Emma Robinson

Personal information
- Full name: Emma Kathryne Robinson
- National team: Ireland
- Born: 16 August 1978 (age 47) Ballymoney, Northern Ireland, United Kingdom
- Height: 1.80 m (5 ft 11 in)
- Weight: 66 kg (146 lb)

Sport
- Sport: Swimming
- Strokes: Breaststroke
- College team: Loughborough University (GBR)
- Coach: Paul Dennis

= Emma Robinson (Irish swimmer) =

Irish swimmer (born 1978)

Emma Kathryne Robinson (born 16 August 1978) is an Irish former swimmer, who specialized in breaststroke events. She is a former Irish record holder in the 100 m breaststroke and a member of the swimming team at Loughborough University, under her personal coach Paul Dennis.

Robinson made her first Irish team at the 2000 Summer Olympics in Sydney, where she competed in the women's 100 m breaststroke. She edged out Croatia's Smiljana Marinović to take a fifth spot and twenty-ninth overall in heat three by 0.08 of a second in 1:13.41.

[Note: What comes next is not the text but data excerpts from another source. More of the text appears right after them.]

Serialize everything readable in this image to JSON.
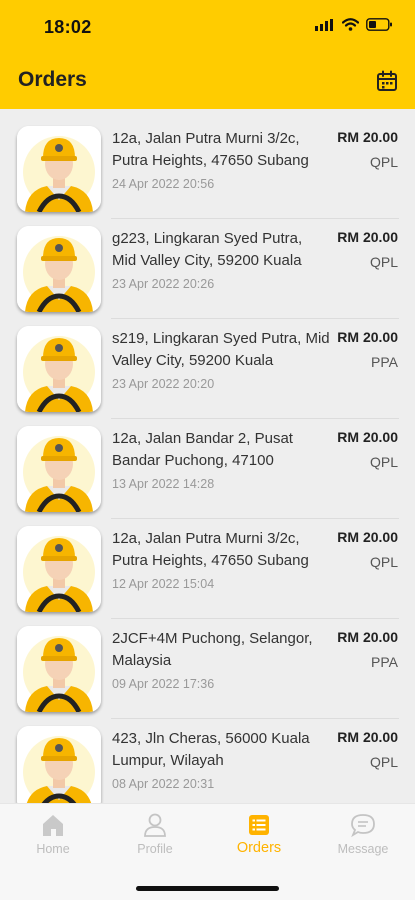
{
  "status": {
    "time": "18:02"
  },
  "header": {
    "title": "Orders"
  },
  "orders": [
    {
      "address": "12a, Jalan Putra Murni 3/2c, Putra Heights, 47650 Subang",
      "date": "24 Apr 2022 20:56",
      "price": "RM 20.00",
      "code": "QPL"
    },
    {
      "address": "g223, Lingkaran Syed Putra, Mid Valley City, 59200 Kuala",
      "date": "23 Apr 2022 20:26",
      "price": "RM 20.00",
      "code": "QPL"
    },
    {
      "address": "s219, Lingkaran Syed Putra, Mid Valley City, 59200 Kuala",
      "date": "23 Apr 2022 20:20",
      "price": "RM 20.00",
      "code": "PPA"
    },
    {
      "address": "12a, Jalan Bandar 2, Pusat Bandar Puchong, 47100",
      "date": "13 Apr 2022 14:28",
      "price": "RM 20.00",
      "code": "QPL"
    },
    {
      "address": "12a, Jalan Putra Murni 3/2c, Putra Heights, 47650 Subang",
      "date": "12 Apr 2022 15:04",
      "price": "RM 20.00",
      "code": "QPL"
    },
    {
      "address": "2JCF+4M Puchong, Selangor, Malaysia",
      "date": "09 Apr 2022 17:36",
      "price": "RM 20.00",
      "code": "PPA"
    },
    {
      "address": "423, Jln Cheras, 56000 Kuala Lumpur, Wilayah",
      "date": "08 Apr 2022 20:31",
      "price": "RM 20.00",
      "code": "QPL"
    }
  ],
  "tabs": {
    "home": "Home",
    "profile": "Profile",
    "orders": "Orders",
    "message": "Message"
  },
  "colors": {
    "accent": "#ffcc00",
    "active_tab": "#ffb300",
    "inactive_tab": "#bdbdbd"
  },
  "icons": {
    "calendar": "calendar-icon",
    "home": "home-icon",
    "profile": "person-icon",
    "orders": "list-icon",
    "message": "chat-bubble-icon"
  }
}
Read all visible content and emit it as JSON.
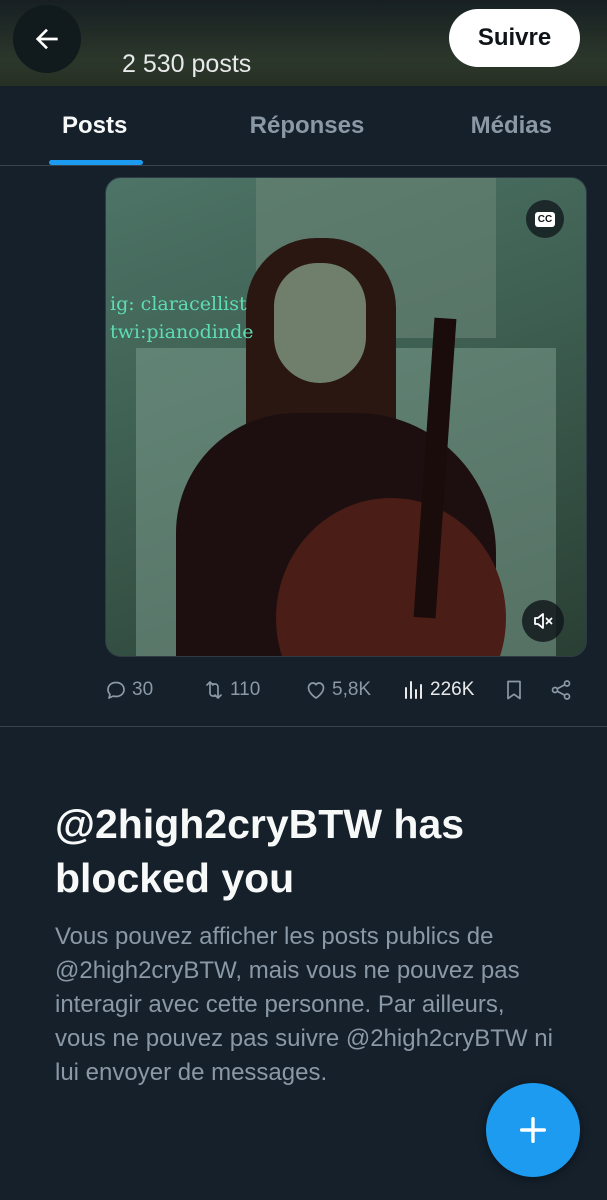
{
  "header": {
    "post_count": "2 530 posts",
    "follow_label": "Suivre",
    "back_icon": "arrow-left-icon"
  },
  "tabs": [
    {
      "label": "Posts",
      "active": true
    },
    {
      "label": "Réponses",
      "active": false
    },
    {
      "label": "Médias",
      "active": false
    }
  ],
  "post": {
    "media_overlay_lines": [
      "ig: claracellist",
      "twi:pianodinde"
    ],
    "cc_label": "CC",
    "stats": {
      "replies": "30",
      "reposts": "110",
      "likes": "5,8K",
      "views": "226K"
    }
  },
  "blocked": {
    "title": "@2high2cryBTW has blocked you",
    "description": "Vous pouvez afficher les posts publics de @2high2cryBTW, mais vous ne pouvez pas interagir avec cette personne. Par ailleurs, vous ne pouvez pas suivre @2high2cryBTW ni lui envoyer de messages."
  },
  "colors": {
    "background": "#15202b",
    "accent": "#1d9bf0",
    "muted_text": "#8b98a5",
    "divider": "#38444d"
  }
}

At the 2004 Summer Olympics in Athens, Robinson qualified again for the women's 100 m breaststroke by posting a FINA A-cut of 1:09.64 from the British Olympic trials in Sheffield. She challenged seven other swimmers on the sixth heat, including defending Olympic silver medalist Leisel Jones of Australia. She rounded out the field to last place by a hundredth of a second (0.01) behind Finland's Eeva Saarinen in 1:11.40. Robinson failed to advance into the semifinals, as she matched a twenty-fourth place tie with Portugal's Diana Gomes in the preliminaries.